An der Protagonistin Eilish wird exemplarisch ausgeführt, was ein Mensch in einem Ausnahmezustand vollbringen kann. Leider ist das keine allzu dystopische Vorstellung, denn tagtäglich gibt es nach wie vor Tausende, die in Kriegsgebieten einer ähnlichen Situation ausgesetzt sind. Eilish muss Unmenschliches vollbringen - sie muss in einem absoluten Ausnahmezustand, in dem sie um ihrem Mann und ihren ältesten Sohn bangt, den Alltag für ihre jüngeren Kinder aufrechterhalten, muss Geld, Nahrung und soviel Normalität wie irgend möglich herbeischaffen.

Die enigmatisch-kafkaeske Erzählweise - für manche durch den Wegfall der wörtlichen Rede vielleicht gewöhnungsbedürftig, mir hat das sehr gefallen - fährt einem ohne Umwege in Mark und Bein. Wie ein mäandernder Singsang bohrt sich das Geschriebene erbarmungslos in unseren Kopf, um sich dort festzuklammern. Und von dort aus breitet sich so etwas wie Panik in unserem ganzen Körper aus, wenn man einen Moment zu lange über das Gelesene nachdenkt: Was, wenn so etwas Realität werden könnte - auch für uns?

“Das Lied des Propheten” ist ein Roman über die Unbarmherzigkeit der Zeit und ihr Vergehen. Eine Trauermelodie in Prosa über das, was wir mal hatten und das Wenige, das uns davon geblieben ist sowie das noch Wenigere, das die Zeit überdauern wird.

Das fiktive Konstrukt stellt die existenziellen philosophischen Fragen: Was ist Wirklichkeit? Worauf beruhen unsere Vorstellungen von ihr? Gibt es eine allgemeingültige Realität und wie finden wir uns in ihr zurecht? Und was ist Wahrheit? Kann sie sich in einem totalitären Staat überhaupt offenbaren? “...zur Zeit gibt's keine Wahrheit, du weißt nichts, niemand weiß was, von nichts lässt sich die Wahrheit kennen.” (199)

Dass der plötzliche Verlust eines Menschen vor allem eins bedeutet, Stille, das wird im Roman immer wieder mantraartig wiederholt. Eine Leerstelle, ein Platzhalter dort wo vorher ein Mensch gelebt und geliebt und gelacht hat, ist jetzt ausgefüllt mit Stille und dem Schmerz der Hinterbliebenen. 

Paul Lynchs Prosa ist voller Allegorien und Metaphern, das Stilmittel der Personifikation benutzt er überdurchschnittlich häufig. So werden die Natur, abstrakte Begriffe und Dinge in seinem Schreiben vermenschlicht bzw. lebendig. Ich bringe nur ein paar Beispiele: “wie die Bäume die Jahre mitfühlen, indem sie die Zeit zu Ringen in ihrem Holz machen” (140), “Der Lärm sprießt in den Schlaf, er treibt aufwärts durch zwei Welten” (141), “...der Tag [...] fällt in geblümter Farbe auf Carole” (168), “die Stimme flüstert.” (199)
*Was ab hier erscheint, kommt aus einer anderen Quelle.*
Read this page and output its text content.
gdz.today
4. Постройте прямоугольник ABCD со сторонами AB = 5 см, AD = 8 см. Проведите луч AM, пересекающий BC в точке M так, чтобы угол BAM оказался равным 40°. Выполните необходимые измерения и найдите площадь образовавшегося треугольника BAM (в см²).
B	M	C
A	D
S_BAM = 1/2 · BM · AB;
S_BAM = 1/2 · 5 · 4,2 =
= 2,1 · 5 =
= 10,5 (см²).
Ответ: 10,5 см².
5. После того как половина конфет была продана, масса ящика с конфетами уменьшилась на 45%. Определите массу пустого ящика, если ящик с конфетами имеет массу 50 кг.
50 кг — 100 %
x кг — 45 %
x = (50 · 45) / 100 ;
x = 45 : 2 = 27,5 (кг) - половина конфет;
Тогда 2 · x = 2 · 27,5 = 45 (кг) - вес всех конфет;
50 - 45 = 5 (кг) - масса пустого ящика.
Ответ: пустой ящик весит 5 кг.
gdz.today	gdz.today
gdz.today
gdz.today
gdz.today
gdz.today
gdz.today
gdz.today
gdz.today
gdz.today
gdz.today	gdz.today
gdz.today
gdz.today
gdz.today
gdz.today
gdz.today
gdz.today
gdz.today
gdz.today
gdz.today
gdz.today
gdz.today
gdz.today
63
Wenn man diesen Roman einmal gelesen hat, dann wird man ihn mit absoluter Sicherheit nie wieder vergessen. Ein intensives Leseerlebnis und Meisterwerk der Literatur unserer Zeit.

Triggerwarnungen: Krieg, Tod, Zerstörung, leidende Kinder

Herzlichen Dank an den Klett-Cotta Verlag und vorablesen.de für das Rezensionsexemplar!